The People published an article about the case, and the Home Office looked into the allegations. Reluctantly, the police had to investigate the new claims, not once, but twice. But eventually it was decided there were no grounds to reopen the case.

The quashing of Mattan’s conviction

When the case was finally reopened, it was as a result of the efforts of Mattan’s family – particularly of Laura Mattan’s son Philip, the half-brother of Mahmood’s sons. The campaign began in earnest in 1994. Local solicitors Bernard and Lynne de Maid offered to help, and were given access to the records of the case, including some of those held by the police. A lengthy petition to the Home Secretary was prepared, arguing that the conviction had been unsafe and laying out the evidence. This was later passed to the newly formed Criminal Cases Review Commission, which investigated further and finally in 1997 referred the case to the Court of Appeal.

The arguments prepared by the Commission centred on the facts that the police hadn’t disclosed important witness statements to the defence, and that some of them differed materially from what had been said in court. But the decisive evidence was discovered only a few weeks before the appeal hearing, in the form of notes made in 1952 by Inspector Roberts. These showed that Cover had originally identified Tahir Gass – not Mattan – as the first Somali he had seen. That destroyed Cover’s testimony, the only significant evidence against Mattan that had still been considered credible by the Crown. At the hearing, Mahmood Hussein Mattan’s conviction was finally quashed after 45 years.

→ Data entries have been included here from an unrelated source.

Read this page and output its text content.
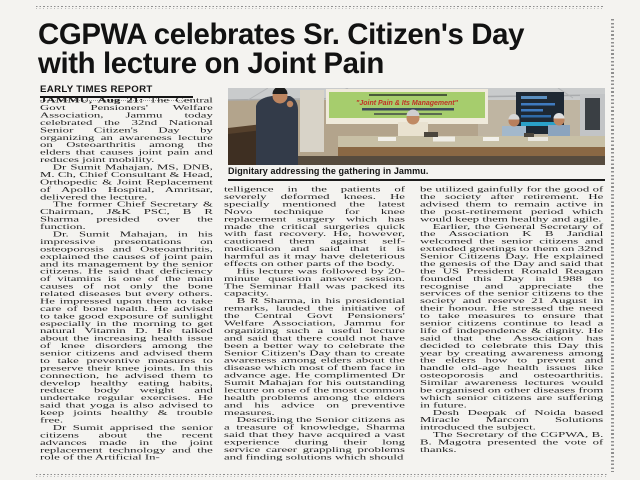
CGPWA celebrates Sr. Citizen's Day
with lecture on Joint Pain
EARLY TIMES REPORT
"Joint Pain & Its Management"
Dignitary addressing the gathering in Jammu.

JAMMU, Aug 21: The Central Govt Pensioners' Welfare Association, Jammu today celebrated the 32nd National Senior Citizen's Day by organizing an awareness lecture on Osteoarthritis among the elders that causes joint pain and reduces joint mobility.

Dr Sumit Mahajan, MS, DNB, M. Ch, Chief Consultant & Head, Orthopedic & Joint Replacement of Apollo Hospital, Amritsar, delivered the lecture.

The former Chief Secretary & Chairman, J&K PSC, B R Sharma presided over the function.

Dr. Sumit Mahajan, in his impressive presentations on osteoporosis and Osteoarthritis, explained the causes of joint pain and its management by the senior citizens. He said that deficiency of vitamins is one of the main causes of not only the bone related diseases but every others. He impressed upon them to take care of bone health. He advised to take good exposure of sunlight especially in the morning to get natural Vitamin D. He talked about the increasing health issue of knee disorders among the senior citizens and advised them to take preventive measures to preserve their knee joints. In this connection, he advised them to develop healthy eating habits, reduce body weight and undertake regular exercises. He said that yoga is also advised to keep joints healthy & trouble free.

Dr Sumit apprised the senior citizens about the recent advances made in the joint replacement technology and the role of the Artificial In-

telligence in the patients of severely deformed knees. He specially mentioned the latest Novo technique for knee replacement surgery which has made the critical surgeries quick with fast recovery. He, however, cautioned them against self-medication and said that it is harmful as it may have deleterious effects on other parts of the body.

His lecture was followed by 20-minute question answer session. The Seminar Hall was packed its capacity.

B R Sharma, in his presidential remarks, lauded the initiative of the Central Govt Pensioners' Welfare Association, Jammu for organizing such a useful lecture and said that there could not have been a better way to celebrate the Senior Citizen's Day than to create awareness among elders about the disease which most of them face in advance age. He complimented Dr Sumit Mahajan for his outstanding lecture on one of the most common health problems among the elders and his advice on preventive measures.

Describing the Senior citizens as a treasure of knowledge, Sharma said that they have acquired a vast experience during their long service career grappling problems and finding solutions which should

be utilized gainfully for the good of the society after retirement. He advised them to remain active in the post-retirement period which would keep them healthy and agile.

Earlier, the General Secretary of the Association K B Jandial welcomed the senior citizens and extended greetings to them on 32nd Senior Citizens Day. He explained the genesis of the Day and said that the US President Ronald Reagan founded this Day in 1988 to recognise and appreciate the services of the senior citizens to the society and reserve 21 August in their honour. He stressed the need to take measures to ensure that senior citizens continue to lead a life of independence & dignity. He said that the Association has decided to celebrate this Day this year by creating awareness among the elders how to prevent and handle old-age health issues like osteoporosis and osteoarthritis. Similar awareness lectures would be organised on other diseases from which senior citizens are suffering in future.

Desh Deepak of Noida based Miracle Marcom Solutions introduced the subject.

The Secretary of the CGPWA, B. B. Magotra presented the vote of thanks.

The police extended their sympathy to the family, but there was no formal apology for what had happened. However, three years later the family did receive financial compensation, which was assessed at £725,000. Privately the police reassessed the case, but they weren’t able to identify any new lines of enquiry that could be followed.

Dahir Awalhi

Remarkably, some new information did emerge in 2004, with the publication of a book of reminiscences by Somali elders, many of them former merchant seamen who had lived in Cardiff. One of the men remembered that he had been in Cardiff with a shipmate named Dahir Awalhi in 1952 on the night of the murder. Awalhi had visited Lily Volpert’s shop, and while he was there another man had come in, causing Lily to react with alarm. Awalhi had then left the shop, and he thought that man was the murderer. But later Awalhi heard the police were looking for a six-foot-tall Somali. That description fitted him, and he fled to Manchester.

Merchant navy records confirm many of the details of this story. But a witness statement from 1952 seems to place Awalhi’s visit earlier in the evening, when there were other people in the shop. If that’s correct, it’s not clear why Awalhi should have fled from the police. And the other people who were in the shop hadn’t mentioned another man coming in. But Harold Cover had seen a six-foot-tall man outside the shop later, at around the time of the murder, and Awalhi was six feet tall. Perhaps there was more to the story than he had told his friend.

For more details kindly contact Chris Phillips <cgp@medievalgenealogy.org.uk>

[Note: All the people named in the account above are known to be deceased or to have been born before 1900, with four exceptions – the two witnesses who were children at the time, the solicitor Bernard de Maid, and Tahir Gass. It’s not known what happened to Gass after he was repatriated to British Somaliland in 1955, but he was born in 1920, so he would be 100 if he were still alive today.]